---
title: 4695(S, F) Unprotection of auditable protected data was attempted. (Windows 10)
description: Describes security event 4695(S, F) Unprotection of auditable protected data was attempted.
ms.pagetype: security
ms.prod: w10
ms.mktglfcycl: deploy
ms.sitesec: library
author: Mir0sh
---

# 4695(S, F): Unprotection of auditable protected data was attempted.

**Applies to**
-   Windows 10
-   Windows Server 2016


This event generates if [DPAPI](https://msdn.microsoft.com/en-us/library/ms995355.aspx) [CryptUnprotectData](https://msdn.microsoft.com/en-us/library/windows/desktop/aa380882(v=vs.85).aspx)() function was used to unprotect “auditable” data that was encrypted using [**CryptProtectData**](https://msdn.microsoft.com/en-us/library/windows/desktop/aa380261(v=vs.85).aspx)() function with **CRYPTPROTECT\_AUDIT** flag (dwFlags) enabled.

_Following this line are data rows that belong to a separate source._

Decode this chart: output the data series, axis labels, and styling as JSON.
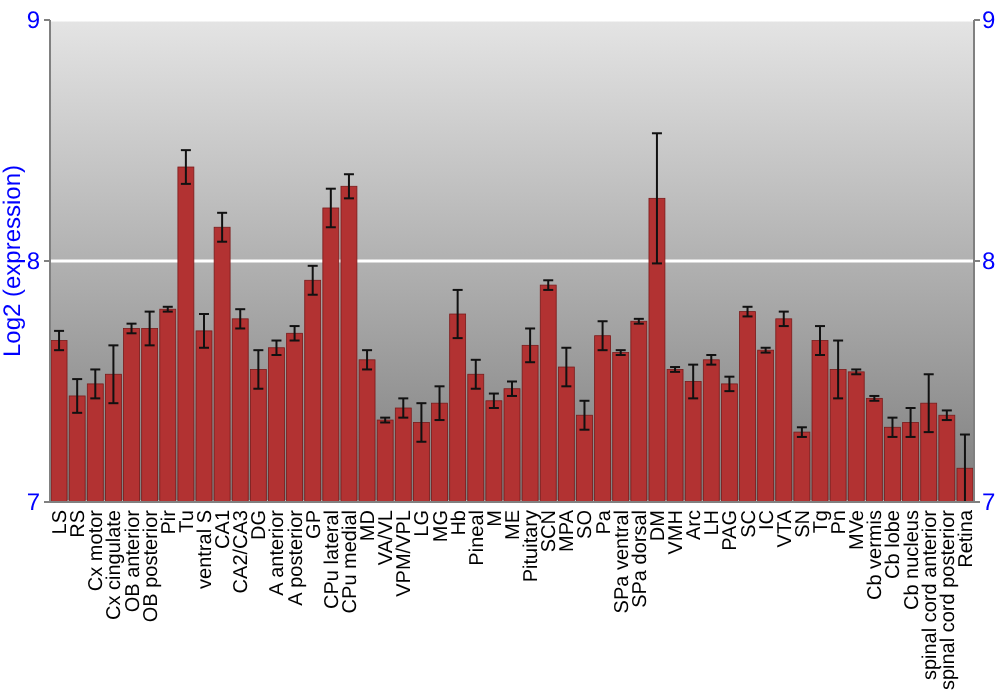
{
  "chart_data": {
    "type": "bar",
    "ylabel": "Log2 (expression)",
    "categories": [
      "LS",
      "RS",
      "Cx motor",
      "Cx cingulate",
      "OB anterior",
      "OB posterior",
      "Pir",
      "Tu",
      "ventral S",
      "CA1",
      "CA2/CA3",
      "DG",
      "A anterior",
      "A posterior",
      "GP",
      "CPu lateral",
      "CPu medial",
      "MD",
      "VA/VL",
      "VPM/VPL",
      "LG",
      "MG",
      "Hb",
      "Pineal",
      "M",
      "ME",
      "Pituitary",
      "SCN",
      "MPA",
      "SO",
      "Pa",
      "SPa ventral",
      "SPa dorsal",
      "DM",
      "VMH",
      "Arc",
      "LH",
      "PAG",
      "SC",
      "IC",
      "VTA",
      "SN",
      "Tg",
      "Pn",
      "MVe",
      "Cb vermis",
      "Cb lobe",
      "Cb nucleus",
      "spinal cord anterior",
      "spinal cord posterior",
      "Retina"
    ],
    "values": [
      7.67,
      7.44,
      7.49,
      7.53,
      7.72,
      7.72,
      7.8,
      8.39,
      7.71,
      8.14,
      7.76,
      7.55,
      7.64,
      7.7,
      7.92,
      8.22,
      8.31,
      7.59,
      7.34,
      7.39,
      7.33,
      7.41,
      7.78,
      7.53,
      7.42,
      7.47,
      7.65,
      7.9,
      7.56,
      7.36,
      7.69,
      7.62,
      7.75,
      8.26,
      7.55,
      7.5,
      7.59,
      7.49,
      7.79,
      7.63,
      7.76,
      7.29,
      7.67,
      7.55,
      7.54,
      7.43,
      7.31,
      7.33,
      7.41,
      7.36,
      7.14
    ],
    "errors": [
      0.04,
      0.07,
      0.06,
      0.12,
      0.02,
      0.07,
      0.01,
      0.07,
      0.07,
      0.06,
      0.04,
      0.08,
      0.03,
      0.03,
      0.06,
      0.08,
      0.05,
      0.04,
      0.01,
      0.04,
      0.08,
      0.07,
      0.1,
      0.06,
      0.03,
      0.03,
      0.07,
      0.02,
      0.08,
      0.06,
      0.06,
      0.01,
      0.01,
      0.27,
      0.01,
      0.07,
      0.02,
      0.03,
      0.02,
      0.01,
      0.03,
      0.02,
      0.06,
      0.12,
      0.01,
      0.01,
      0.04,
      0.06,
      0.12,
      0.02,
      0.14
    ],
    "color": "#b23232",
    "ylim": [
      7,
      9
    ],
    "yticks": [
      7,
      8,
      9
    ],
    "y2lim": [
      7,
      9
    ],
    "y2ticks": [
      7,
      8,
      9
    ],
    "grid": "y"
  }
}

There is no example of this event in this document.

***Subcategory:*** [Audit DPAPI Activity](audit-dpapi-activity.md)

***Event Schema:***

*Unprotection of auditable protected data was attempted.*

*Subject:*

> *Security ID:%1*
>
> *Account Name:%2*
>
> *Account Domain:%3*
>
> *Logon ID:%4*

*Protected Data:*

> *Data Description:%6*
>
> *Key Identifier:%5*
>
> *Protected Data Flags:%7*
>
> *Protection Algorithms:%8*

*Status Information:*

> *Status Code:%9*

***Required Server Roles:*** None.

***Minimum OS Version:*** Windows Server 2008, Windows Vista.

***Event Versions:*** 0.

## Security Monitoring Recommendations

-   There is no recommendation for this event in this document.

-   This event is typically an informational event and it is difficult to detect any malicious activity using this event. It’s mainly used for DPAPI troubleshooting.